Circle Internet Group a fortement chuté mardi après que les détails d'un projet de loi crypto révisé du Sénat aient ébranlé les investisseurs. La législation proposée interdirait effectivement le rendement sur les stablecoins — une fonctionnalité devenue un argument de vente clé pour les détenteurs d'USDC.
Circle Internet Group, CRCL
Le projet de loi en question est la loi Clarity. Une version diffusée aux membres de la Blockchain Association interdirait aux plateformes d'offrir un rendement « directement ou indirectement » pour la détention d'un stablecoin, ou de toute manière qui fonctionne comme un dépôt bancaire.
La restriction s'appliquerait largement — couvrant les plateformes d'échange, les brokers et leurs affiliés. Le libellé interdit tout ce qui est « économiquement ou fonctionnellement équivalent » à des intérêts, ce qui laisse peu de marge pour des solutions de contournement créatives.
Circle est l'émetteur de l'USDC, le deuxième plus grand stablecoin par circulation sur le marché. L'entreprise génère des revenus à partir des réserves garantissant l'USDC, détenues principalement en bons du Trésor et en accords de prise en pension inversée.
L'action CRCL était en baisse d'environ 20 % mardi. L'action n'est cotée en bourse que depuis le début de cette année, ce qui en fait l'un de ses mouvements les plus marqués sur une seule journée.
Coinbase (COIN) a chuté de plus de 10 % mardi. Ce n'est pas surprenant — Coinbase et Circle se partagent les revenus générés par les réserves d'USDC, et Coinbase offre actuellement aux clients un rendement de 3,5 % sur leurs détentions d'USDC.
Si ce produit de rendement est interdit, cela supprime l'une des raisons les plus claires pour les utilisateurs particuliers de détenir de l'USDC plutôt que des stablecoins concurrents ou simplement de conserver leur argent ailleurs.
Le PDG de Coinbase, Brian Armstrong, avait précédemment retiré son soutien à une version antérieure de la loi Clarity lorsqu'une interdiction du rendement avait été proposée avec le soutien de dirigeants bancaires. Cette tension n'a pas disparu.

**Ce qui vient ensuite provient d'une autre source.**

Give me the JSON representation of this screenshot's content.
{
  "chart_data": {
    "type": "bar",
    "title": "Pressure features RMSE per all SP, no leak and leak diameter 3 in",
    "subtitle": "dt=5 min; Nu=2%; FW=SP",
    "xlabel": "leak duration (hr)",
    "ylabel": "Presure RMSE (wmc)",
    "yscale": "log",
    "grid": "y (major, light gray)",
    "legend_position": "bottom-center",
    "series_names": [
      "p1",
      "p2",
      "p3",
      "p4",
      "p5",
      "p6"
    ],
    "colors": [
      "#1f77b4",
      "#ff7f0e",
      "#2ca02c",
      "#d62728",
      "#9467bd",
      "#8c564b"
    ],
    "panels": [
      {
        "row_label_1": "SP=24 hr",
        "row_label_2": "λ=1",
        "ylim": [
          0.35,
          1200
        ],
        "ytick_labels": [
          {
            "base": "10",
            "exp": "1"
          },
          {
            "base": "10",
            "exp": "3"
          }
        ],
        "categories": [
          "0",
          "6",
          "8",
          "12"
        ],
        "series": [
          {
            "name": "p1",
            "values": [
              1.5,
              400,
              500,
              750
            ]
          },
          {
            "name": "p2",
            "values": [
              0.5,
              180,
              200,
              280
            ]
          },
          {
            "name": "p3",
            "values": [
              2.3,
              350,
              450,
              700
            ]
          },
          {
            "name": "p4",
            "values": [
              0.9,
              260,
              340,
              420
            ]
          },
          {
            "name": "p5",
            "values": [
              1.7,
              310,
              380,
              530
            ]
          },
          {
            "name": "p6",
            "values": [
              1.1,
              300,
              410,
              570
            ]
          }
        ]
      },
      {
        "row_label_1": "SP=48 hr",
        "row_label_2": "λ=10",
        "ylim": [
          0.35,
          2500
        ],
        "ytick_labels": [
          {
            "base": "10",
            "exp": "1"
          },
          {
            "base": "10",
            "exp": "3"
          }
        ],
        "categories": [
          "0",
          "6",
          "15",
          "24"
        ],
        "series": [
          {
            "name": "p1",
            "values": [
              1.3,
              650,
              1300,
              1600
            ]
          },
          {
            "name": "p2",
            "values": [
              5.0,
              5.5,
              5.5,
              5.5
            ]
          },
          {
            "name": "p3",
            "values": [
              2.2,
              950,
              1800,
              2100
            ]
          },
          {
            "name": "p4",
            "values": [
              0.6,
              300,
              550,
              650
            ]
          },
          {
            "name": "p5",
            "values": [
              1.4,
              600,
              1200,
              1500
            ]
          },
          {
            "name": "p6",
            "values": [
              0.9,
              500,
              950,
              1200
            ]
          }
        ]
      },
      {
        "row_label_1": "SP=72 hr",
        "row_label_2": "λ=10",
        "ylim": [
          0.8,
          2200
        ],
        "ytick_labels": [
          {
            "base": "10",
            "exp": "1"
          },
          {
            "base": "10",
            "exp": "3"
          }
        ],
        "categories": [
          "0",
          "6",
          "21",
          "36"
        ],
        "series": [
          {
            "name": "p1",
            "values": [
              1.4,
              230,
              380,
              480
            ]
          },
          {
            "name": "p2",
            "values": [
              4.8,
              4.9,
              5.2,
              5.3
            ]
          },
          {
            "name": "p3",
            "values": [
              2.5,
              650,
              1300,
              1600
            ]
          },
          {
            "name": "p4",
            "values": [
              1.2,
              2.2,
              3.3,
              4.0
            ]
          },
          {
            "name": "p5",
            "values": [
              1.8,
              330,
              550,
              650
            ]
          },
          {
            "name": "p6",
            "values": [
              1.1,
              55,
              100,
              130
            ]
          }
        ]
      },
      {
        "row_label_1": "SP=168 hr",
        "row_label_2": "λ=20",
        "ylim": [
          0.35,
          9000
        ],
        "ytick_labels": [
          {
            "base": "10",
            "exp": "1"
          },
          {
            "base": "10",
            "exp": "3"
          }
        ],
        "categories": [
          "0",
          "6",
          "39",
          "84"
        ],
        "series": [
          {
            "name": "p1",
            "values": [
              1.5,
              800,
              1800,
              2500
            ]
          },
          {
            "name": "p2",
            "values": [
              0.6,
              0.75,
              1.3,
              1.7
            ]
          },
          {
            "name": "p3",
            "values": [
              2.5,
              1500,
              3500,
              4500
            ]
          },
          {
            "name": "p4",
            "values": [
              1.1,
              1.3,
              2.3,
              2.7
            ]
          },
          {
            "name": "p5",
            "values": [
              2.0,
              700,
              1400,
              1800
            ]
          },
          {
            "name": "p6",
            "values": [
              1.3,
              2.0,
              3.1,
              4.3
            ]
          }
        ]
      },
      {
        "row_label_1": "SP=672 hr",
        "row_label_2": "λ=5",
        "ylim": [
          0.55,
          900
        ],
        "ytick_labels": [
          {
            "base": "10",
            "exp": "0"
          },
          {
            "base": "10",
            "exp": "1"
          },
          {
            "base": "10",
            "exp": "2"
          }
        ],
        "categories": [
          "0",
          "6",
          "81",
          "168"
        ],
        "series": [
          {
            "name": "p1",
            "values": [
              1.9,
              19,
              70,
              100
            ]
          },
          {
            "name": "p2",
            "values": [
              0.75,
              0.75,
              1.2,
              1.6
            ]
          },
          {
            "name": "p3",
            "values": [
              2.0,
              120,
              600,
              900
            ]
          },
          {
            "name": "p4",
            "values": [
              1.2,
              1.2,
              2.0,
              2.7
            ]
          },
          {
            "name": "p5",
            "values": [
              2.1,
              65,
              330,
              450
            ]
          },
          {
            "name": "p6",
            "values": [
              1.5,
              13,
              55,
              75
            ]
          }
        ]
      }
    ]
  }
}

La proposition n'est pas une fermeture totale des incitations liées aux stablecoins. Les récompenses basées sur l'activité liées au comportement des utilisateurs — programmes de fidélité, bonus promotionnels ou avantages d'abonnement — seraient toujours autorisées, à condition qu'elles ne soient pas considérées comme équivalentes à des paiements d'intérêts.
Le projet de loi chargerait la Commission américaine des valeurs mobilières et des échanges, la CFTC et le Trésor de définir conjointement ce qui constitue une récompense autorisée et d'établir des règles anti-contournement dans un délai d'un an après l'adoption.
La Blockchain Association, qui représente les entreprises crypto dont Circle, a reconnu cette exception mais cherche plus de détails sur les activités qui seraient réellement qualifiées.
Le projet de loi a été rédigé par la sénatrice Angela Alsobrooks (D., Md.) et le sénateur Thom Tillis (R., N.C.). Barron's a rapporté avoir contacté le Comité bancaire du Sénat et les auteurs du projet de loi pour obtenir un commentaire.
Le marché crypto dans son ensemble a ressenti la pression mardi. La vente massive de CRCL et COIN reflète à quel point cette législation pourrait directement affecter les modèles économiques construits autour de l'adoption des stablecoins.
En date de mardi, Circle n'avait pas publié de déclaration publique sur le projet de loi révisé. L'e-mail de la Blockchain Association examiné par Barron's représente la fenêtre publique la plus claire sur le libellé actuel de la législation.